• brudgers 37 minutes ago

    Unearthed from a 1,600-year-old Roman-era tomb

    That's c. 400 AD. Closer to today, than to the time of King Tut...and King Tut was closer to TFA mummy than to the First Dynasty.

    Ancient Egypt is really really old. The Great pyramid was 3000 years old at the time of the TFA mummy.

    The TFA mummy is about equidistant between today and the events of the Iliad and the book was already more than 1000 years old in 400 CE.

    • zulux 2 hours ago

      >>If Christopher Nolan’s coming adaptation of the Odyssey happens to do well enough to get Hollywood back on its feet,

      A typical laconic reply works here: "If"

      • felipellrocha an hour ago

        Because Nolan is known for his hits and misses

        • dyauspitr 31 minutes ago

          There absolutely no way. They have a trans playing Achilles. America is going to burn this movie to the ground. Even progressive Europe won’t touch anything with trans ideologies in it, let alone Asia.

          • AlotOfReading 2 minutes ago

            Would you be happier if they had cast the trans actor as the trans character (Tiresias), or would that be too on the nose?

            • vkou a few seconds ago

              When a non-trans person stars in a film, nobody calls it a 'straight-cis' ideology.

          • atombender 2 hours ago

            Dupe: https://news.ycombinator.com/item?id=47864056 (247 points, 93 comments, 28 days ago)

            • stingrae 3 hours ago

              This reminds me of a piece I just saw at the Legion of Honor (SF) special exhibit on the etruscans. They have a Etruscan manuscript, written on linen, that was used to wrap a mummy. https://en.wikipedia.org/wiki/Liber_Linteus

              • hungryhobbit 2 hours ago

                Ironically a huge percentage of the historical documents we had came from "the garbage", and/or other cases of people reusing documents for other purposes.

                In large part this was because paper was incredibly expensive back then, so it got used for one purpose, used again for another, and that continued until you were out of room ... at which point it may get used yet again (for say mummy wrapping).

                Another classic example: Jews believed you couldn't burn a piece of paper once you wrote the name of God on it, so there were special towers in ancient cities for Jews to throw away their paper. But again, because paper was so expensive, each paper often had lots of other things on it.

                Because these towers were sometimes preserved better than libraries were, historians have found huge treasure troves of saved papers in them. Like the mummy wrappings, they only still exist due to a special quirk of ancient peoples ... but because of the price of paper they have lots of other non-mummy-wrapping/non-God's name stuff.

                • AftHurrahWinch an hour ago

                  > Jews believed you couldn't burn a piece of paper once you wrote the name of God on it, so there were special towers in ancient cities for Jews to throw away their paper.
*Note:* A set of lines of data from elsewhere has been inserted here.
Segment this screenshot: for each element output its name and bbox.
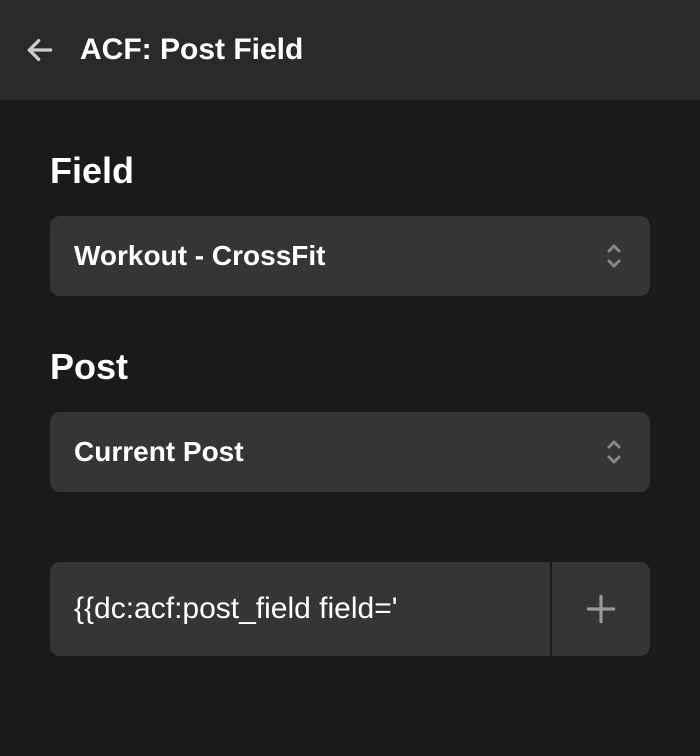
code-text: {{dc:acf:post_field field='	[74, 592, 397, 626]
header-bar: ACF: Post Field	[0, 0, 700, 100]
plus-icon	[582, 590, 620, 628]
code-row: {{dc:acf:post_field field='	[50, 562, 650, 656]
chevron-updown-icon	[602, 438, 626, 466]
add-button[interactable]	[552, 562, 650, 656]
chevron-updown-icon	[602, 242, 626, 270]
field-group-post: Post Current Post	[50, 346, 650, 492]
post-select[interactable]: Current Post	[50, 412, 650, 492]
post-label: Post	[50, 346, 650, 388]
field-group-field: Field Workout - CrossFit	[50, 150, 650, 296]
field-select-value: Workout - CrossFit	[74, 240, 325, 272]
page-title: ACF: Post Field	[80, 33, 303, 67]
code-input[interactable]: {{dc:acf:post_field field='	[50, 562, 550, 656]
field-select[interactable]: Workout - CrossFit	[50, 216, 650, 296]
arrow-left-icon	[24, 34, 56, 66]
content-area: Field Workout - CrossFit Post Current Po…	[0, 100, 700, 656]
back-button[interactable]	[20, 30, 60, 70]
post-select-value: Current Post	[74, 436, 244, 468]
field-label: Field	[50, 150, 650, 192]
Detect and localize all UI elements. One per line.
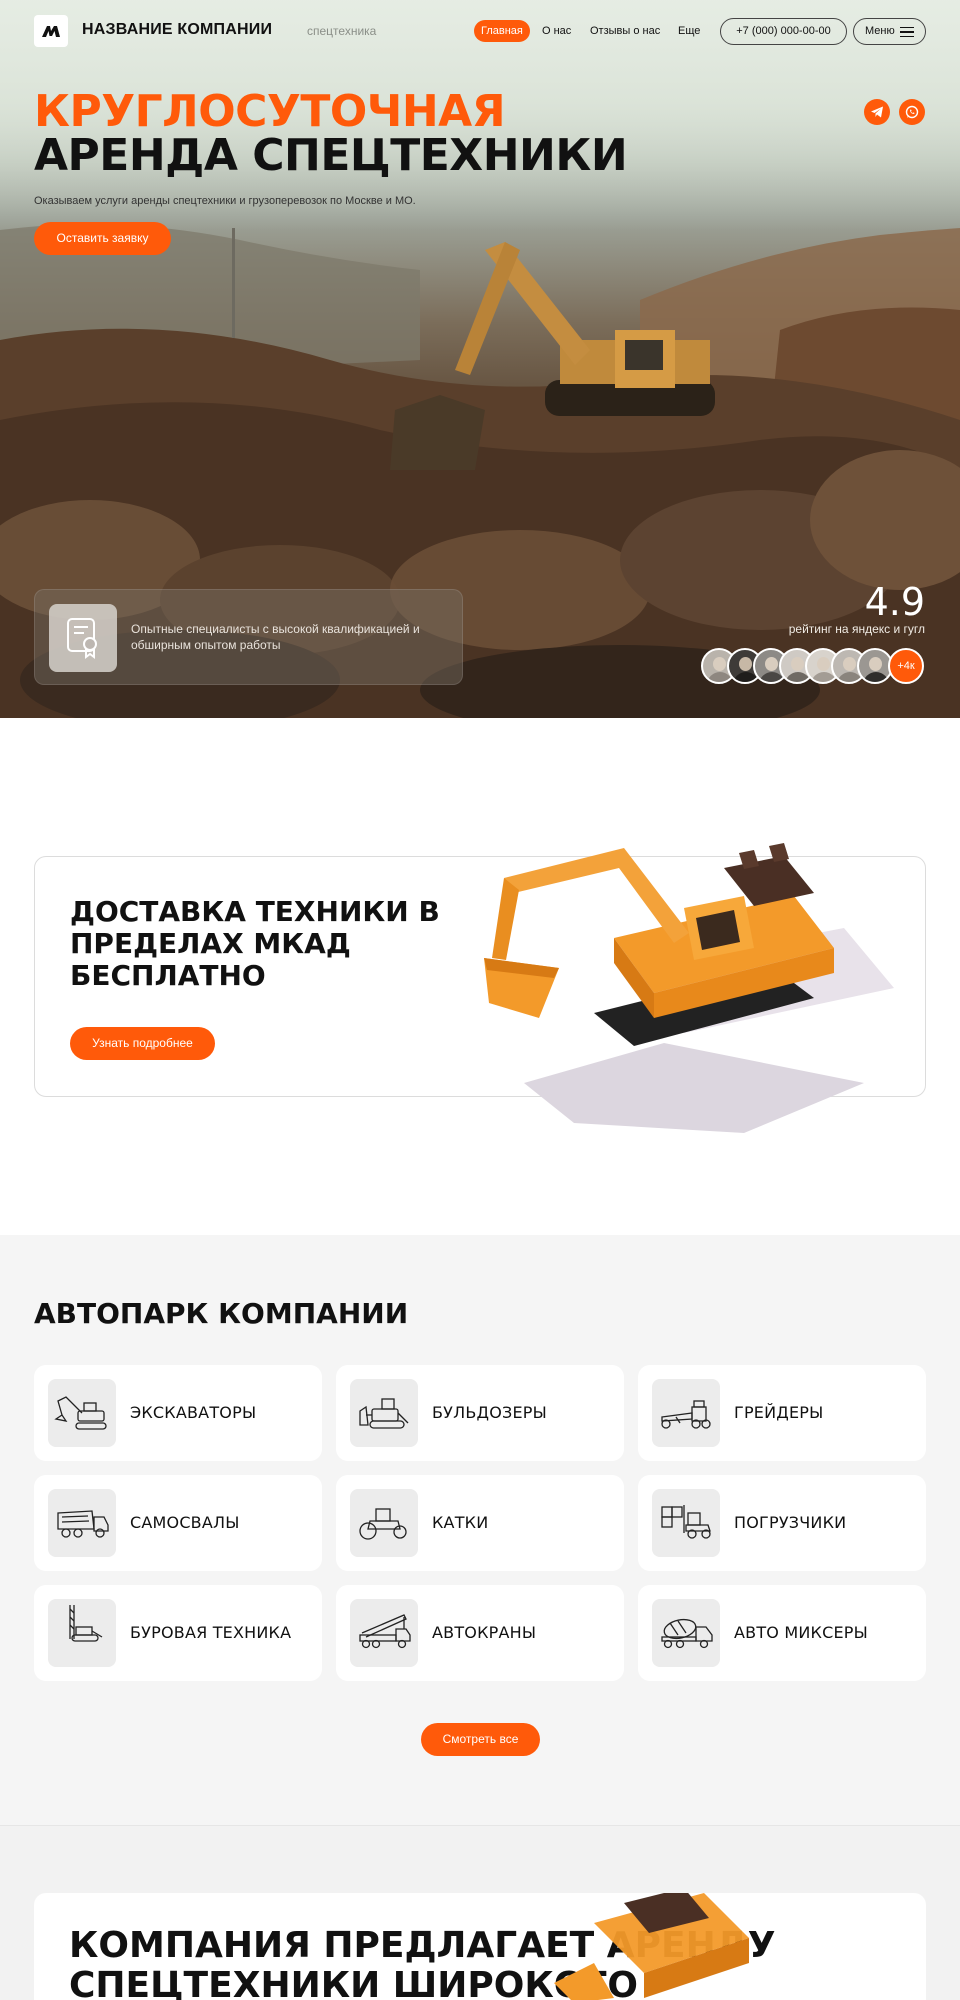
hero-section: НАЗВАНИЕ КОМПАНИИ спецтехника Главная О … — [0, 0, 960, 718]
nav-link-home[interactable]: Главная — [474, 20, 530, 42]
nav-link-about[interactable]: О нас — [535, 20, 578, 42]
whatsapp-link[interactable] — [899, 99, 925, 125]
hero-title-line1: КРУГЛОСУТОЧНАЯ — [34, 86, 506, 137]
fleet-card-label: САМОСВАЛЫ — [130, 1513, 240, 1532]
brand-name[interactable]: НАЗВАНИЕ КОМПАНИИ — [82, 21, 272, 39]
telegram-link[interactable] — [864, 99, 890, 125]
fleet-title: АВТОПАРК КОМПАНИИ — [34, 1297, 409, 1330]
hero-subtitle: Оказываем услуги аренды спецтехники и гр… — [34, 195, 416, 207]
loader-icon — [652, 1489, 720, 1557]
fleet-card-label: АВТО МИКСЕРЫ — [734, 1623, 868, 1642]
fleet-card-loaders[interactable]: ПОГРУЗЧИКИ — [638, 1475, 926, 1571]
fleet-card-drilling-rigs[interactable]: БУРОВАЯ ТЕХНИКА — [34, 1585, 322, 1681]
top-navigation: НАЗВАНИЕ КОМПАНИИ спецтехника Главная О … — [34, 15, 926, 47]
isometric-machinery-illustration — [554, 1893, 749, 2000]
fleet-card-graders[interactable]: ГРЕЙДЕРЫ — [638, 1365, 926, 1461]
fleet-card-label: ЭКСКАВАТОРЫ — [130, 1403, 257, 1422]
excavator-icon — [48, 1379, 116, 1447]
hamburger-icon — [900, 27, 914, 37]
rating-label: рейтинг на яндекс и гугл — [788, 622, 925, 636]
nav-link-more[interactable]: Еще — [671, 20, 707, 42]
brand-tagline: спецтехника — [307, 24, 377, 38]
learn-more-button[interactable]: Узнать подробнее — [70, 1027, 215, 1060]
concrete-mixer-icon — [652, 1599, 720, 1667]
fleet-card-bulldozers[interactable]: БУЛЬДОЗЕРЫ — [336, 1365, 624, 1461]
offer-card: КОМПАНИЯ ПРЕДЛАГАЕТ АРЕНДУ СПЕЦТЕХНИКИ Ш… — [34, 1893, 926, 2000]
company-logo[interactable] — [34, 15, 68, 47]
specialists-feature-card: Опытные специалисты с высокой квалификац… — [34, 589, 463, 685]
fleet-card-dump-trucks[interactable]: САМОСВАЛЫ — [34, 1475, 322, 1571]
fleet-card-label: ПОГРУЗЧИКИ — [734, 1513, 847, 1532]
fleet-card-excavators[interactable]: ЭКСКАВАТОРЫ — [34, 1365, 322, 1461]
fleet-card-label: БУРОВАЯ ТЕХНИКА — [130, 1623, 292, 1642]
drilling-rig-icon — [48, 1599, 116, 1667]
hero-title-line2: АРЕНДА СПЕЦТЕХНИКИ — [34, 130, 628, 181]
rating-value: 4.9 — [864, 580, 925, 624]
fleet-card-truck-cranes[interactable]: АВТОКРАНЫ — [336, 1585, 624, 1681]
specialists-feature-text: Опытные специалисты с высокой квалификац… — [131, 622, 420, 652]
view-all-button[interactable]: Смотреть все — [421, 1723, 540, 1756]
certificate-icon — [49, 604, 117, 672]
road-roller-icon — [350, 1489, 418, 1557]
reviewer-avatars[interactable]: +4к — [701, 648, 926, 684]
menu-button[interactable]: Меню — [853, 18, 926, 45]
fleet-card-label: АВТОКРАНЫ — [432, 1623, 537, 1642]
more-reviewers-badge: +4к — [888, 648, 924, 684]
phone-button[interactable]: +7 (000) 000-00-00 — [720, 18, 847, 45]
truck-crane-icon — [350, 1599, 418, 1667]
isometric-excavator-illustration — [484, 843, 894, 1133]
leave-request-button[interactable]: Оставить заявку — [34, 222, 171, 255]
telegram-icon — [871, 106, 883, 118]
fleet-card-label: КАТКИ — [432, 1513, 489, 1532]
fleet-card-road-rollers[interactable]: КАТКИ — [336, 1475, 624, 1571]
fleet-card-label: ГРЕЙДЕРЫ — [734, 1403, 824, 1422]
fleet-card-label: БУЛЬДОЗЕРЫ — [432, 1403, 547, 1422]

                  Fascinating!

                  The Cairo Genizah

                  Located in the Ben Ezra Synagogue in Fustat (Old Cairo), Egypt, this particular Genizah was a massive, windowless attic room built high into the structure. To put papers in it, the synagogue's caretaker had to climb a tall ladder and drop the documents through a hole in the wall. Because the local community never got around to burying the papers, this high, hidden room acted like a time capsule for over a thousand years. When it was rediscovered in the late 19th century, it contained nearly 300,000 manuscript fragments.

              • tiahura an hour ago

                The Catalog of Ships is certainly the section I want to be buried with.

                • baud147258 3 hours ago

                  I am a little disappointed the tomb where the mummy was found is from the time where Egypt was part of the Roman Empire. At this point ancient Egypt had been a colony of Rome for quite some time and beforehand a Greek/Macedonian colony for a few more centuries (under the Ptolemaic dynasty, founded by a general of Alexander the Great). If it was from a previous era, it would have been a much more interesting find (in my eyes).

                  • lkrubner 2 hours ago

                    The Iliad was written after the classical era of Bronze Age Egypt, so no classical age mummy could be buried with the Iliad because it didn't exist yet.

                    • shakna 2 hours ago

                      I would hope for some further fragment of the Cypria to be uncovered.

                      • gerdesj 2 hours ago

                        The article describes the veneration Roman -> (old) Greek -> (old) Egyptian and this finding appears to show that the veneration went both ways.

                        Frankly I can understand that: Homer really did smash out an absolute banger with Iliad. I might ask for a copy in my grave too, when the time comes.

                        The whole point of the article appears to be that when civilizations overlap, the "good old days" becomes a two way street (to gargle metaphors). I do find that interpretation very interesting and it fits in with my world view that history ("historia" - Latin for "story") is generally rather more complicated than many would like it to be to fit their current (or current as was) world view.